When /login is needed: After refresh token revocation, new machine setup, manual keychain deletion, or when both profile-specific and default tokens have expired. You can diagnose the dual-expiry scenario by checking for apiUnavailable: true in the cache file combined with expired expiresAt timestamps in keychain entries.

Common Pitfalls

These are the mistakes I made (and you should avoid):

  1. Don’t sync tokens between keychain entries. Claude manages them natively per profile. Manual sync breaks things.
  2. Don’t assume env vars pass through. Embed CLAUDE_CONFIG_DIR in the statusline command.
  3. Patch both profiles. HUD binaries are independent per profile. Patching one doesn’t patch the other.
  4. Reload your shell after .zshrc changes. Old functions stay in memory. New settings only apply in new terminal sessions.
  5. Check for duplicate keychain entries. Duplicates cause unpredictable reads. List entries with security find-generic-password -a and remove duplicates.
  6. Clear usage caches after patching. Stale cache from the pre-patch window shows wrong plan/account data.
  7. Watch for 0-byte lock files. If the HUD crashes mid-lock-creation, the empty lock file blocks all processes from fetching fresh data. Check for a .usage-cache.lock file with 0 bytes and delete it manually if usage is stuck.
  8. Update known_marketplaces.json after directory renames. This file stores absolute paths to marketplace clones. After renaming a profile directory, plugin install commands will fail silently.

Why This Works

The inline environment variable approach works because it completely bypasses the passthrough problem. Instead of relying on Claude Code to forward env vars to subprocesses (which it doesn’t), the correct values are embedded in the command string itself.

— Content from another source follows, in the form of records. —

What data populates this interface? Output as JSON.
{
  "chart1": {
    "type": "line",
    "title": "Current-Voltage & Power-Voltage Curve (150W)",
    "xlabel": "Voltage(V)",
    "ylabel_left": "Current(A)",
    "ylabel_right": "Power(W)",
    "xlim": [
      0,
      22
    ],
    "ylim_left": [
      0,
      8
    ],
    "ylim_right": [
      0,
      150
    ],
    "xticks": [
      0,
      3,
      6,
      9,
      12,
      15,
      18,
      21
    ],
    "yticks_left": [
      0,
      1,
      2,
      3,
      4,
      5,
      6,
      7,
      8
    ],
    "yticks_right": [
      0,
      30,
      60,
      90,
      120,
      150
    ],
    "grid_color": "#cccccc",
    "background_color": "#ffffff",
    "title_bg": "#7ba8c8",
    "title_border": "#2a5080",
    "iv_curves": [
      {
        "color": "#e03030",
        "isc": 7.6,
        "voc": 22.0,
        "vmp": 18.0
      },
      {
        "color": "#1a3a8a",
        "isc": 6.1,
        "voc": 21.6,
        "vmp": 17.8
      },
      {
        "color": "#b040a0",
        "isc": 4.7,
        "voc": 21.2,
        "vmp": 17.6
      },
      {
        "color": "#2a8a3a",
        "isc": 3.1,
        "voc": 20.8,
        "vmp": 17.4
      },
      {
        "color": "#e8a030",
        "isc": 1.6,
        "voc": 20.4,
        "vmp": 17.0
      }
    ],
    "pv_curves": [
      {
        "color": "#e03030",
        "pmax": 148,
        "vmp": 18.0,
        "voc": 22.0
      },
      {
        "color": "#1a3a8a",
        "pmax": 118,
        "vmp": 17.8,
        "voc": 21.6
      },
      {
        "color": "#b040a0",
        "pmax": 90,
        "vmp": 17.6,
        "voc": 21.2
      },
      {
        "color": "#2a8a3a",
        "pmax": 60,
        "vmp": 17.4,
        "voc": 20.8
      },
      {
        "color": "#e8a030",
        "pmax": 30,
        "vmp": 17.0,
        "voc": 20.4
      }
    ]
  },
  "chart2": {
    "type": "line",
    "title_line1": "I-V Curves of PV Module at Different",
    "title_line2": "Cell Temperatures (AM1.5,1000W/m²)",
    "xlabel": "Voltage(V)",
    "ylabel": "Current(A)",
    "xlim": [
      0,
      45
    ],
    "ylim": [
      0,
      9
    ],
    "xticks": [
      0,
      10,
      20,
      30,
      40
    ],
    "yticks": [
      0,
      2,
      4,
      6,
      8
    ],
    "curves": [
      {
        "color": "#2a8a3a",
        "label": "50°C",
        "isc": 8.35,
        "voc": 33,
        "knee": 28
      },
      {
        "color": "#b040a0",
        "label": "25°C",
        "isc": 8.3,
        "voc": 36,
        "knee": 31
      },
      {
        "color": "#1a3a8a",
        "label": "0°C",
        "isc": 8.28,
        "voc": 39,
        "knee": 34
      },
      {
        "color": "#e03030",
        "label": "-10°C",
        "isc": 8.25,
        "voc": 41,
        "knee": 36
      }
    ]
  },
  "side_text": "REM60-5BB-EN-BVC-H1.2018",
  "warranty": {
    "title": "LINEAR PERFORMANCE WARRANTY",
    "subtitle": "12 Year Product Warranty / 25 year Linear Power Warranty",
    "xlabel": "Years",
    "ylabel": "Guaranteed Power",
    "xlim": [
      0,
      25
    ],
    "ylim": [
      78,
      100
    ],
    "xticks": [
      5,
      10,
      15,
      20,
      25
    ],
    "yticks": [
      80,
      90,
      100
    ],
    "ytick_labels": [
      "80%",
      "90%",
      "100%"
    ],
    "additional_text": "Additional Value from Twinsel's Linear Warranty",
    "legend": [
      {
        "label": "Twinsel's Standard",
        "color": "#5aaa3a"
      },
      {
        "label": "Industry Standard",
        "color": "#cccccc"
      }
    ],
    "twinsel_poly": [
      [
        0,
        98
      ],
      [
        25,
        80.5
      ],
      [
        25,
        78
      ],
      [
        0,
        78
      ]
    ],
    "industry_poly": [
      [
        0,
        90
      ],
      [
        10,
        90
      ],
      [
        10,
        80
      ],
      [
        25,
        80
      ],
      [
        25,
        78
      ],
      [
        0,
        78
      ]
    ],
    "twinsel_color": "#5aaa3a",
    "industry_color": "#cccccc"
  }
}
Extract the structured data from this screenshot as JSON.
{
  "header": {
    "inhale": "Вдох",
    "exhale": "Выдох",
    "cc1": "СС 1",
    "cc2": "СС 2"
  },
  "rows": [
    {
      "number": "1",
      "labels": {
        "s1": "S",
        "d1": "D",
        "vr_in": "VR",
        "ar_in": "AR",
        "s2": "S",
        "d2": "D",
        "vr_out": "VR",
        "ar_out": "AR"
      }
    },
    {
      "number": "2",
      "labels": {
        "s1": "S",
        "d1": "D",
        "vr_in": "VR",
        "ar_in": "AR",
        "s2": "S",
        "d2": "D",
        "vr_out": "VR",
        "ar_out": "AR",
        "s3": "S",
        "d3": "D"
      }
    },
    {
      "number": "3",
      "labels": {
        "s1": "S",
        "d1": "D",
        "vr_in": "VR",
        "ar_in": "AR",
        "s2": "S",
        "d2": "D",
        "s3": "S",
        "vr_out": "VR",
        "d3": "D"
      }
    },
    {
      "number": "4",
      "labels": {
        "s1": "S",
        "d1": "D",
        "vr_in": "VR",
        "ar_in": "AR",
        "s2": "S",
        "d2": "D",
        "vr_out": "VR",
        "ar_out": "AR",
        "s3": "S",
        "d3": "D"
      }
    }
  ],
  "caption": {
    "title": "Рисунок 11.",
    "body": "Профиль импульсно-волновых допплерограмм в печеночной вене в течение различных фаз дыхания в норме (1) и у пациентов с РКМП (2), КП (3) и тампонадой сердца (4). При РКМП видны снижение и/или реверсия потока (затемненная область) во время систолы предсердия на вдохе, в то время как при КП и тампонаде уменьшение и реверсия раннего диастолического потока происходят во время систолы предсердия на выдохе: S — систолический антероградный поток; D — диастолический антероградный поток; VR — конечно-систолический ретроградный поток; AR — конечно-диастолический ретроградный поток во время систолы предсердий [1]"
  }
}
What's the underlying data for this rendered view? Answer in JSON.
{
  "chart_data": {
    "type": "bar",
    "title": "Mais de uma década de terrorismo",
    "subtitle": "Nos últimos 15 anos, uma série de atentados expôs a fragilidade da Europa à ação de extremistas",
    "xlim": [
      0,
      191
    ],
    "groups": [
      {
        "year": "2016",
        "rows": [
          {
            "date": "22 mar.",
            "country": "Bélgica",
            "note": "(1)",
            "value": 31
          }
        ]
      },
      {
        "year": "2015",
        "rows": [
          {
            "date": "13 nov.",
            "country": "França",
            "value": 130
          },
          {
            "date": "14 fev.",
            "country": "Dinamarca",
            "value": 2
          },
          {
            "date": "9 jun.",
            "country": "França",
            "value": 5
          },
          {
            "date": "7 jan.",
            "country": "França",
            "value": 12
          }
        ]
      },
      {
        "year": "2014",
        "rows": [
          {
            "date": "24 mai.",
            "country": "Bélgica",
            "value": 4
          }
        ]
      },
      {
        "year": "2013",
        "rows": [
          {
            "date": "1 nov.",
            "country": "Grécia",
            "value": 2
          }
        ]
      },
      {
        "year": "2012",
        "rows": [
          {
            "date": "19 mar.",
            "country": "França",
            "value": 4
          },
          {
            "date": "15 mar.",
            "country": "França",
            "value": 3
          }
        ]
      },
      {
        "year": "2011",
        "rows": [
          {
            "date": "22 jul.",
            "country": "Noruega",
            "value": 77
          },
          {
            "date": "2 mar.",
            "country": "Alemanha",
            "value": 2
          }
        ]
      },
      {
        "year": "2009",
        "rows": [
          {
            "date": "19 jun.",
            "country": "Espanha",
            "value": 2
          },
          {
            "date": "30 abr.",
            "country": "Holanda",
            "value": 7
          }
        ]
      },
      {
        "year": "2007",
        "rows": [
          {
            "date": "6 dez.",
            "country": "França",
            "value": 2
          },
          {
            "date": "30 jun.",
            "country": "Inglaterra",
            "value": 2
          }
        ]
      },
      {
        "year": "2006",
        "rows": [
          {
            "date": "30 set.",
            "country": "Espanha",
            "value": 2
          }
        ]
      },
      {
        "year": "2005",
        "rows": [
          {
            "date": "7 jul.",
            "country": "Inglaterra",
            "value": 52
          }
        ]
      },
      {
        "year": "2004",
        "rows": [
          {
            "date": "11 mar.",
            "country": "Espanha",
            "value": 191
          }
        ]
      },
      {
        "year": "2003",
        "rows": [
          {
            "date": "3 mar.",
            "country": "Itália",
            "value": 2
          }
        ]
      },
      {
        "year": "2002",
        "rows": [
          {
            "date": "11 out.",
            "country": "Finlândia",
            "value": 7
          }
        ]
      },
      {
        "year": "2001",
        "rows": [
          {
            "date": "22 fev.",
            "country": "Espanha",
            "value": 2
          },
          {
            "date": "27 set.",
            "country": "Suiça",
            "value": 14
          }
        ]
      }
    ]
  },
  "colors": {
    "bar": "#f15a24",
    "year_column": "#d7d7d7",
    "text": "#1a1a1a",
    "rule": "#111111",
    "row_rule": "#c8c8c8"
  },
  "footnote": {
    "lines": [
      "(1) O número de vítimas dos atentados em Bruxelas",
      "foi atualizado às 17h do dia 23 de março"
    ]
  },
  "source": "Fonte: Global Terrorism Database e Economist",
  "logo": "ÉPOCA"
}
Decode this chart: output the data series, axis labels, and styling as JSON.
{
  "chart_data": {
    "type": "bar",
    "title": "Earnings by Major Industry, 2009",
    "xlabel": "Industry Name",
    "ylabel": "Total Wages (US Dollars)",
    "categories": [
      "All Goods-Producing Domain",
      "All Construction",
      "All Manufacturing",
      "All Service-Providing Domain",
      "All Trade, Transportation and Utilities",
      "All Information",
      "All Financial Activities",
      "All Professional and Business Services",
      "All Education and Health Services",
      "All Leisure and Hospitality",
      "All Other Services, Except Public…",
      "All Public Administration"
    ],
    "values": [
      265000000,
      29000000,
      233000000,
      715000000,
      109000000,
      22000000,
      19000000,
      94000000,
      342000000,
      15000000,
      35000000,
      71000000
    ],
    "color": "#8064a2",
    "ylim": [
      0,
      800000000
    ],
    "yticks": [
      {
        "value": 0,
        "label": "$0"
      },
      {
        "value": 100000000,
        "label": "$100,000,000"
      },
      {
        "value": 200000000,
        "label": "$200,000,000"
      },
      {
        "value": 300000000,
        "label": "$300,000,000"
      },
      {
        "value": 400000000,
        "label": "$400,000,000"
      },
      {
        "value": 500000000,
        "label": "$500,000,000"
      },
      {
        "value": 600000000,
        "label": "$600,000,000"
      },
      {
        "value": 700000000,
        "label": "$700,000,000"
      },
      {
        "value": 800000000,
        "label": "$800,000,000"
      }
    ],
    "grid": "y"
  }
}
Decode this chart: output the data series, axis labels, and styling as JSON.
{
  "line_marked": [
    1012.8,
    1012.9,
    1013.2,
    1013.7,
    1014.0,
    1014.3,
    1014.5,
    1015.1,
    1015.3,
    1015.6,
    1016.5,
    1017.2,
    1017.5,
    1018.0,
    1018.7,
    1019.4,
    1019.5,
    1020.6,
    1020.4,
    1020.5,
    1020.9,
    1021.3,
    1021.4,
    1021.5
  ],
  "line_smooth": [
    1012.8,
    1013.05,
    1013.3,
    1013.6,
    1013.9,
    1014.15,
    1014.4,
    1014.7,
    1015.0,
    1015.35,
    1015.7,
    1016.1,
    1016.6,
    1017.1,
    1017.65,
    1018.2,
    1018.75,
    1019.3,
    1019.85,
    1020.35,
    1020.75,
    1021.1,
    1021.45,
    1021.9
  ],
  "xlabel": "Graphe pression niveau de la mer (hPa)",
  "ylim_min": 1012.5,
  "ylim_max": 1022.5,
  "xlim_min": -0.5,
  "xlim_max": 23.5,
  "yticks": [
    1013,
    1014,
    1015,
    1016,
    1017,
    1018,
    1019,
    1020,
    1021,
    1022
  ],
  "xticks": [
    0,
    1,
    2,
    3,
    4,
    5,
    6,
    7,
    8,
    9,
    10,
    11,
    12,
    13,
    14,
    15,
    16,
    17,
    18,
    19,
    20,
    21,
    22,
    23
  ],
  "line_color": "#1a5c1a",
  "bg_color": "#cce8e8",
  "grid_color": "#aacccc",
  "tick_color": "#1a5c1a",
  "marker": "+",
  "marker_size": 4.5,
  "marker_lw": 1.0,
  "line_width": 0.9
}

The HUD binary reads CLAUDE_CONFIG_DIR from its own environment, resolves the correct keychain entry and cache path, and displays the right usage stats. The file-based lock prevents concurrent sessions from stampeding the API. Each profile is fully independent.

Practical Tips

Use this setup when: You run Claude Code with separate personal and work Anthropic accounts and need accurate per-account usage tracking in the terminal statusline.

Skip this when: You have a single account (no profile separation needed), only use the web UI (HUD is a terminal feature), or don’t use the HUD plugin at all. The basic multi-profile setup (CLAUDE_CONFIG_DIR) works without HUD patches — patches are only needed for accurate statusline stats.

The key insight: Claude Code’s subprocess environment may not match your expectations. When in doubt, embed values directly in the command string rather than relying on environment variable inheritance.